Afterwards, we made our way back to Jesse Ketchum Public School where we were treated with many post-race goodies. They had plates and cups of fresh food, massages, people dressed in tuxedo t-shirts carrying trays of food including cinnamon buns the size of my head and so much more. I got a falafel wrap and some cookies and then we had to go. We said goodbye to Allison and her husband (for now) and then headed off. Overall it was a fun race and the race itself raced more than $250,000 for charity with more than $115,000 for the YWCA Toronto. With the support of family and friends, I raised $265 for YWCA Toronto. $250 will provide welcome baskets for ten women coming in off the street at YWCA Toronto 1st Stop Woodlawn Shelter, which contain essentials such as soap, toothpaste, clothing and feminine products. I was proud to contribute (thank you again to family and friends for their support!).

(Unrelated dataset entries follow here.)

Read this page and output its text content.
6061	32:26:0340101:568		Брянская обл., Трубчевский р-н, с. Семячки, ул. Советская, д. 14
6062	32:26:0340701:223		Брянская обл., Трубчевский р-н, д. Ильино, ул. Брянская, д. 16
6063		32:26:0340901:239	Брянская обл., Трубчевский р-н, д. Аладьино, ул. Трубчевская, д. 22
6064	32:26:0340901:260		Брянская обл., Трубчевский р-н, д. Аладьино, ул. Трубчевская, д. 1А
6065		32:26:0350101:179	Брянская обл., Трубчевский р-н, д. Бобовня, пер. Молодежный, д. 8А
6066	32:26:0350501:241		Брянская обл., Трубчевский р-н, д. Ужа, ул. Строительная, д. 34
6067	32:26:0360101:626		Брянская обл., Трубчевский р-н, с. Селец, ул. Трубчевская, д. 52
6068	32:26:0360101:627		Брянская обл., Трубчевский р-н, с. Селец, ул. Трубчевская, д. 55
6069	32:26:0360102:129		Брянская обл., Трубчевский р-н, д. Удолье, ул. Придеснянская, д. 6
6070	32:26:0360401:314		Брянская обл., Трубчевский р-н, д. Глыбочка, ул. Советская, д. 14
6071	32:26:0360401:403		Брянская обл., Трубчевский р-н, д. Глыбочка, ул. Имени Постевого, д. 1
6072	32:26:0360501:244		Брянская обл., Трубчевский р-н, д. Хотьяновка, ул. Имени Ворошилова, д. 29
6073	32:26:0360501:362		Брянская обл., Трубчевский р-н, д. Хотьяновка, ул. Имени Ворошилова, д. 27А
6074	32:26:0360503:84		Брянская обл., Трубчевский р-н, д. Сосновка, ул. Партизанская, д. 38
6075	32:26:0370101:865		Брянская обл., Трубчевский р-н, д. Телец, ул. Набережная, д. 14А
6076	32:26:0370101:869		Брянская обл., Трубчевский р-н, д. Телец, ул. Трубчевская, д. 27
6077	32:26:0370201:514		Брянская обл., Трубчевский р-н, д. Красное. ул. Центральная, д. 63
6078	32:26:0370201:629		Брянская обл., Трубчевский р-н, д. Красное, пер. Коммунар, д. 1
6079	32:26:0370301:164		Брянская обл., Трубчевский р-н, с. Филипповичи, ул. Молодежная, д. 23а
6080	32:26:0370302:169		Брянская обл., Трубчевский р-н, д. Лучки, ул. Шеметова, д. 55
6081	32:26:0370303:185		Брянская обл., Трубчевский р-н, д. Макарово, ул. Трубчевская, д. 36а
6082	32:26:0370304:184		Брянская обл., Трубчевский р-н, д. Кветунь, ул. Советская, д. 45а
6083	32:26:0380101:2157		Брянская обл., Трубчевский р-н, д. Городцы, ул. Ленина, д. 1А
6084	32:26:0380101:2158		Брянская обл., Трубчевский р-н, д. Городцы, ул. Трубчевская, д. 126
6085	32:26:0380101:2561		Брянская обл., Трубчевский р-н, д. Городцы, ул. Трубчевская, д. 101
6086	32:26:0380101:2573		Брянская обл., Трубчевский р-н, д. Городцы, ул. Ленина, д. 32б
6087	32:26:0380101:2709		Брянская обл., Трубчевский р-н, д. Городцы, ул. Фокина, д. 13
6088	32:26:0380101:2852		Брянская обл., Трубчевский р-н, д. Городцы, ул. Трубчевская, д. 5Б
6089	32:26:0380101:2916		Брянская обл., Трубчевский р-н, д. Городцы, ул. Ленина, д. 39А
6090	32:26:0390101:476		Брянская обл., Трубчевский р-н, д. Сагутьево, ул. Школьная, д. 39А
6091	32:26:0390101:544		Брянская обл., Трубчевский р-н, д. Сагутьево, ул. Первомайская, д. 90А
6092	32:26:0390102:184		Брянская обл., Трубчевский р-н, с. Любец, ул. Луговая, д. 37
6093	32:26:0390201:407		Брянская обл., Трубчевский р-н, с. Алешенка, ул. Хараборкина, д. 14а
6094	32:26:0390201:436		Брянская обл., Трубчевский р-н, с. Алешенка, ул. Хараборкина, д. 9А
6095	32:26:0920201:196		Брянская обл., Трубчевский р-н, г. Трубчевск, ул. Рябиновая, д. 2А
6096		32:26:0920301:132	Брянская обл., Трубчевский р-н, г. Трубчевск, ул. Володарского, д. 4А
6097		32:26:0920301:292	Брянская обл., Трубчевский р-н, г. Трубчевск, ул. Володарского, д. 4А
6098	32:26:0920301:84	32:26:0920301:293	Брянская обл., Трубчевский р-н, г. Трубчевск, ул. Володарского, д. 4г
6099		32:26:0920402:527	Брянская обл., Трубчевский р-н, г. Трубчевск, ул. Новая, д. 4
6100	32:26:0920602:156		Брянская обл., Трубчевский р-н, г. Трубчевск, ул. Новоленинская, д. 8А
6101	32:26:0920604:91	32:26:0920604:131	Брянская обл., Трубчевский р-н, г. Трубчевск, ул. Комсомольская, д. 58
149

After the race, Dan and I headed down to King Street and Blue Jays Way where we met up with other runners participating in Run TO Beer. This Run TO Beer event was held in partnership with STWM and had three distances, 3k, 5k and 10k. There’s a designated meeting time and place for each distance and the routes all intersect, meaning that the 10k runners pick up the 5k runners along the route and then the 3k runners eventually join everybody too. Because of the timing of the distances after the Yorkville Run we opted for the 3k option. A stretch of King Street was closed for the Toronto International Film Festival (TIFF) and we wondered if they would move the route from King Street to Wellington Street (the answer is no). Another STWM Digital Champion was there and we laughed at our semi-matching outfits (same running backpack, same black race tee and same STWM Ciel hat). Soon we were joined by the rest of the Run TO Beer runners and we got to run through TIFF. With about 100 runners, it was actually a lot of fun and people even moved out of the way for us!
The race route ended at Millstreet Brew Pub where we were greeted by the friendly Canada Running Series staff. We took some pictures and then enjoyed some free beer. As always, it was a pleasure to see the Run TO Beer organizers and Canada Running Series staff. I can only imagine the amount of co-ordination it takes to put on free events like this and we definitely enjoyed it!
In total I ran about 13k that day. Although this is far below the 26k that was on my training plan, I know that it won’t make or break my marathon. It was a fun day and I would do it again in a heartbeat.